L 6 R 348/10

Land
Freistaat Bayern
Sozialgericht
Bayerisches LSG
Sachgebiet
Rentenversicherung
Abteilung
6
1. Instanz
SG Landshut (FSB)
Aktenzeichen
S 14 R 218/09 A
Datum
2. Instanz
Bayerisches LSG
Aktenzeichen
L 6 R 348/10
Datum
3. Instanz
-
Aktenzeichen
-
Datum
-
Kategorie
Urteil
Leitsätze
Arbeitsunfähigkeit im krankenversicherungsrechtlichen Sinne ist nur ein Indiz zur retrospektiven Feststellung des Leistungsfalles und der versicherungsrechtlichen Voraussetzungen einer Rente wegen Erwerbsminderung. Entscheidungserheblich sind im Rahmen einer Gesamtschau daneben die durch medizinische Unterlagen dokumentierte weitere Krankheitsgeschichte, Zeitpunkt und Begründung des Rentenantrages sowie ggf. auch der Beweiswert einer tatsächlichen Arbeitsleistung.
I. Die Berufung gegen den Gerichtsbescheid des Sozialgerichts Landshut vom 12.04.2010 wird zurückgewiesen.

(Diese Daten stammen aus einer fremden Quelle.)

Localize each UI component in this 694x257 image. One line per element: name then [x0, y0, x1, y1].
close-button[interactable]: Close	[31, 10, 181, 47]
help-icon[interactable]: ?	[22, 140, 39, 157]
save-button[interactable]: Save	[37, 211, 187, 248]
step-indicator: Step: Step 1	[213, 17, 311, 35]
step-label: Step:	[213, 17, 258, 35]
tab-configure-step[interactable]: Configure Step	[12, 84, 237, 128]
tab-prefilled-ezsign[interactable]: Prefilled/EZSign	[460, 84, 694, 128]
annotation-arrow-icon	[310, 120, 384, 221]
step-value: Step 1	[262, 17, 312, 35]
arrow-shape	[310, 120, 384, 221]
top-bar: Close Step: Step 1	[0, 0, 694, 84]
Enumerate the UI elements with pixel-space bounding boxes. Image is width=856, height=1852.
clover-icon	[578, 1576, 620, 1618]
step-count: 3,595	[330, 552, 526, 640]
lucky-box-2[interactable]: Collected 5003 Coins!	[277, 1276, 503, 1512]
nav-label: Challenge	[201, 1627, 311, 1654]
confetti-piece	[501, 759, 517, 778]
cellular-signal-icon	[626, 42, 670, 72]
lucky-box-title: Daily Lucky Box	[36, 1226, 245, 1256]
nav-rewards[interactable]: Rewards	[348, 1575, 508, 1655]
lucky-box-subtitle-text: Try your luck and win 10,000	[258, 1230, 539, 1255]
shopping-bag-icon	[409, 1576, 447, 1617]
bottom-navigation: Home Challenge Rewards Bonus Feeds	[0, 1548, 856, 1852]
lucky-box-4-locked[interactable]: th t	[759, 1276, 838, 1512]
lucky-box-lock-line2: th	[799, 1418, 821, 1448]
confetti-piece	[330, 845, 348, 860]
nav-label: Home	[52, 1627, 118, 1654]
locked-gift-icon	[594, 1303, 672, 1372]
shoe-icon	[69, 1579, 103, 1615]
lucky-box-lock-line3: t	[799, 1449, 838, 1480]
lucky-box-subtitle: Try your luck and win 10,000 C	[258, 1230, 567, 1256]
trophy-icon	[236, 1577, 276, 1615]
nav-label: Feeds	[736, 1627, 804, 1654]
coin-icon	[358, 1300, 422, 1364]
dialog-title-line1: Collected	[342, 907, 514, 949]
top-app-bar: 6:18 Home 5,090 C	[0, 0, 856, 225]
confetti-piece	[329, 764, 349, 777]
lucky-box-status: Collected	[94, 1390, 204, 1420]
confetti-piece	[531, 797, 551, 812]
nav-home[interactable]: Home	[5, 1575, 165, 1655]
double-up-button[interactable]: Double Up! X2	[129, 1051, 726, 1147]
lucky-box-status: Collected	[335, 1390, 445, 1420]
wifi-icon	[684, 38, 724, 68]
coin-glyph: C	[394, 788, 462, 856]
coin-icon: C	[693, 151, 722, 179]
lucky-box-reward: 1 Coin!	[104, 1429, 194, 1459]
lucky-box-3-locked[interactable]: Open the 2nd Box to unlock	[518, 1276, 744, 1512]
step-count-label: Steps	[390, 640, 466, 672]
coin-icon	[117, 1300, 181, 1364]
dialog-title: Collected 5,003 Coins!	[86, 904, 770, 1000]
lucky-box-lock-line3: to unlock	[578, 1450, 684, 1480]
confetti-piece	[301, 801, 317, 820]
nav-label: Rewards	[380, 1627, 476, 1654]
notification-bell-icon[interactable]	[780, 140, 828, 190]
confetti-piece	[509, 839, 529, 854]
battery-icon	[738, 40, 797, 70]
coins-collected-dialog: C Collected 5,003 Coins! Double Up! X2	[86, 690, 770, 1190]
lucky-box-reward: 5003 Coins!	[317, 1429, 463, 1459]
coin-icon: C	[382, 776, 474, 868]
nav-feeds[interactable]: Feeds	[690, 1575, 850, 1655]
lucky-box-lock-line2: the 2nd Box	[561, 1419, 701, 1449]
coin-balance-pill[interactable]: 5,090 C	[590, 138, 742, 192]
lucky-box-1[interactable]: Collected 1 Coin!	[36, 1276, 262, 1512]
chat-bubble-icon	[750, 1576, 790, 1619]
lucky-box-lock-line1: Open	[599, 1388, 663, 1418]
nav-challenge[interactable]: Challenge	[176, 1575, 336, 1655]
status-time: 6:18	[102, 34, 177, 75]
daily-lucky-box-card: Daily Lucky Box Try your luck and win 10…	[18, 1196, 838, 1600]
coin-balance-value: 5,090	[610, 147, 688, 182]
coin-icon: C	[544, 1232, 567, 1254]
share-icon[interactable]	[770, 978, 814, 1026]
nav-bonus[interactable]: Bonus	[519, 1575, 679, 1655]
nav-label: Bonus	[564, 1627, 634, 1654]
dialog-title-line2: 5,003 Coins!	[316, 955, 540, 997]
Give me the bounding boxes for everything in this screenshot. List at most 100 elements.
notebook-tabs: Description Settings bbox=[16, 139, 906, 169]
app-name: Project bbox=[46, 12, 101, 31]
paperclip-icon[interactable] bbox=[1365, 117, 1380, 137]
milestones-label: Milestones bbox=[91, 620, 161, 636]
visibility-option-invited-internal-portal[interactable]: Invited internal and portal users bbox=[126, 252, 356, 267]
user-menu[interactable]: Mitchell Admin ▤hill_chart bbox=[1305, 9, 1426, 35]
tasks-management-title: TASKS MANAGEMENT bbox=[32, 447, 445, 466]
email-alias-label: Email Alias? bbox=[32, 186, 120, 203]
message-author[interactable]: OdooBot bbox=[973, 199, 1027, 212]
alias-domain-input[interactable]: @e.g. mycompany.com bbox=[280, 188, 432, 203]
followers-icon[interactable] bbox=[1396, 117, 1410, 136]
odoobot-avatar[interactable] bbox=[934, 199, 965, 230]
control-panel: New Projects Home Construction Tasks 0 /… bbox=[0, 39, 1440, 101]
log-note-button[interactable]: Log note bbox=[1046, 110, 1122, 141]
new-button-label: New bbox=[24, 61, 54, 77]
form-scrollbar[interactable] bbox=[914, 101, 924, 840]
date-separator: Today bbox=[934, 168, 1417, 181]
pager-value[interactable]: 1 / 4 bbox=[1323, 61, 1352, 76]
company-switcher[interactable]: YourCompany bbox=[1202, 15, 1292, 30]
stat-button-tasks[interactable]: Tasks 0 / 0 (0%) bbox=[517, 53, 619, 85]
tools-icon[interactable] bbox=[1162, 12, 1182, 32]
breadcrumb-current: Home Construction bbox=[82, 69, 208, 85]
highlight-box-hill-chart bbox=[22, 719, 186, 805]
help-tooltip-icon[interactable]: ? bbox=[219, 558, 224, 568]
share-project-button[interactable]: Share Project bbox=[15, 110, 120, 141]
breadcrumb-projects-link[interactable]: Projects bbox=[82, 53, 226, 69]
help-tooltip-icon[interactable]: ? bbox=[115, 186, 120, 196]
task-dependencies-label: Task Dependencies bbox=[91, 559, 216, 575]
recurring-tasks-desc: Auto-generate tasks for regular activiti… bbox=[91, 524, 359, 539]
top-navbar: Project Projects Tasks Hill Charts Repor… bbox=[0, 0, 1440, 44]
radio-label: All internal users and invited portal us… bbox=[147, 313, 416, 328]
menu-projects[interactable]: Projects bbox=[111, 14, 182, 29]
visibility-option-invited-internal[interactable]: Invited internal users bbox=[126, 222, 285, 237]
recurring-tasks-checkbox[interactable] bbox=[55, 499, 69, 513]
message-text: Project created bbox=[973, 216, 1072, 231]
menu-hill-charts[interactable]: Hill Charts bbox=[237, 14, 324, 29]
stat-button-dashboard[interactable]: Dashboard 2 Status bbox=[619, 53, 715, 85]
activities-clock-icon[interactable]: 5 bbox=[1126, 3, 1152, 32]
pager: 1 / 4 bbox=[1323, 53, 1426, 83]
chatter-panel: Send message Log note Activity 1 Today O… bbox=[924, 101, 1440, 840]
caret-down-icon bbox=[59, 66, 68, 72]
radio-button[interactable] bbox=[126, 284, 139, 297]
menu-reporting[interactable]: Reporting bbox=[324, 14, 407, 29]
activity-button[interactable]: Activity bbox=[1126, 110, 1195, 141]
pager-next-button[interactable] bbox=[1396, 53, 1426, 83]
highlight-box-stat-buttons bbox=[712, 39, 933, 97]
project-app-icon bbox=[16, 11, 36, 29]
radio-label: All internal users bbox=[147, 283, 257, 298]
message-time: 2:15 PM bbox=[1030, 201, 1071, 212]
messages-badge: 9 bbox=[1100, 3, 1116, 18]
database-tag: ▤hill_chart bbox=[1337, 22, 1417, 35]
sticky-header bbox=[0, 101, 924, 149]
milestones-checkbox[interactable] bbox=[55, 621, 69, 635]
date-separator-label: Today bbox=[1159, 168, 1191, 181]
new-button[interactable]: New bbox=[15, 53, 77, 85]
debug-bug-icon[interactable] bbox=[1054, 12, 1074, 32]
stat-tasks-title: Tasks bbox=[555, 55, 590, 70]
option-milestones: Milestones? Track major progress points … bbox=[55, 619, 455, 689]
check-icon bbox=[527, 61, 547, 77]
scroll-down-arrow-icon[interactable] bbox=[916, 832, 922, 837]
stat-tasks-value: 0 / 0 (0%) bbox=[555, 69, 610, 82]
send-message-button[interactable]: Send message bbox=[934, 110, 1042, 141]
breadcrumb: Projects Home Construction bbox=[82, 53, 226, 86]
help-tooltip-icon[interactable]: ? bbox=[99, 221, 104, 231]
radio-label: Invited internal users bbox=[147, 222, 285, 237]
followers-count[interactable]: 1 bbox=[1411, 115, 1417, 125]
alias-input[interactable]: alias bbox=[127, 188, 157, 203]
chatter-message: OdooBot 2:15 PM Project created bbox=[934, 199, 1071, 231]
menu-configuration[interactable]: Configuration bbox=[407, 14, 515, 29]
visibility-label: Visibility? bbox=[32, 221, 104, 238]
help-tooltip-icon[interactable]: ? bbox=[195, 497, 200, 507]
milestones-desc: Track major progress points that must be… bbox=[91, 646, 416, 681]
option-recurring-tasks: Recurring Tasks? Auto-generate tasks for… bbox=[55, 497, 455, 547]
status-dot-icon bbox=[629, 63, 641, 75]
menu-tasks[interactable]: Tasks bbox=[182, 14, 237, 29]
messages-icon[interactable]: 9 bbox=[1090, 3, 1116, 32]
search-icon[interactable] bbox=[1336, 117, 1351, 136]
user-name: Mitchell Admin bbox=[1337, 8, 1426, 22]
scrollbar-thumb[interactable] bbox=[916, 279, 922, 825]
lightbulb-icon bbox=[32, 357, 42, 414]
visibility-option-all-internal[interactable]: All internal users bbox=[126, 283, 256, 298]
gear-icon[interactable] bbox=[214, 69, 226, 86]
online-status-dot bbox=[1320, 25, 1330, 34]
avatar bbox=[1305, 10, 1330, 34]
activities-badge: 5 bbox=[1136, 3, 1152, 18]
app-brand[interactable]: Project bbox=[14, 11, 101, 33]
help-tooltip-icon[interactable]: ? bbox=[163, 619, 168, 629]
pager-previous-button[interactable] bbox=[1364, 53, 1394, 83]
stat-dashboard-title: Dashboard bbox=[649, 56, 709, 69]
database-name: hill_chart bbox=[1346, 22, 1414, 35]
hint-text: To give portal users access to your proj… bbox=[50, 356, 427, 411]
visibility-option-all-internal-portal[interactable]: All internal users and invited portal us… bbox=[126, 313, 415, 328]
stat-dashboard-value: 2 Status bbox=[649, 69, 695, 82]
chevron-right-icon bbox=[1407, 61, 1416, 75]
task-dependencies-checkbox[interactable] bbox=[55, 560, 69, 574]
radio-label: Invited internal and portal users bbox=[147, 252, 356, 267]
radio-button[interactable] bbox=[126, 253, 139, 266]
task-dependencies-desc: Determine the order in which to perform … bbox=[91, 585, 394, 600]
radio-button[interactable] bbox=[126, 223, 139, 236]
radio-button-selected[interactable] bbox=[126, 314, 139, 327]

II. Außergerichtliche Kosten sind nicht zu erstatten.

III. Die Revision wird nicht zugelassen.



Tatbestand:


Streitig ist der Rentenanspruch des Klägers wegen Erwerbsminderung, insbesondere, ob die hierfür erforderlichen beitragsrechtlichen Voraussetzungen erfüllt sind.

Der 1949 in P., Bosnien/Herzegowina geborene Kläger war nach den vorliegenden Versicherungsunterlagen vom 09.05.1970 bis 15.09.1970 in Slowenien vom 22.09.1970 bis 11.08.1972 in Kroatien und vom 29.08.1972 bis 30.11.1994 sowie vom 10.12.2003 bis 10.01.2004 jeweils in Bosnien-Herzegowina sozialversicherungspflichtig beschäftigt. In der Zeit vom 28.11.1994 bis 29.10.1997 entrichtete er in Deutschland Pflichtbeiträge zur Beklagten. Nach eigenen Angaben war er seinerzeit als Zimmerer beschäftigt. Insgesamt sind bisher 328 auf die Wartezeit anrechenbare Monate von der Beklagten anerkannt.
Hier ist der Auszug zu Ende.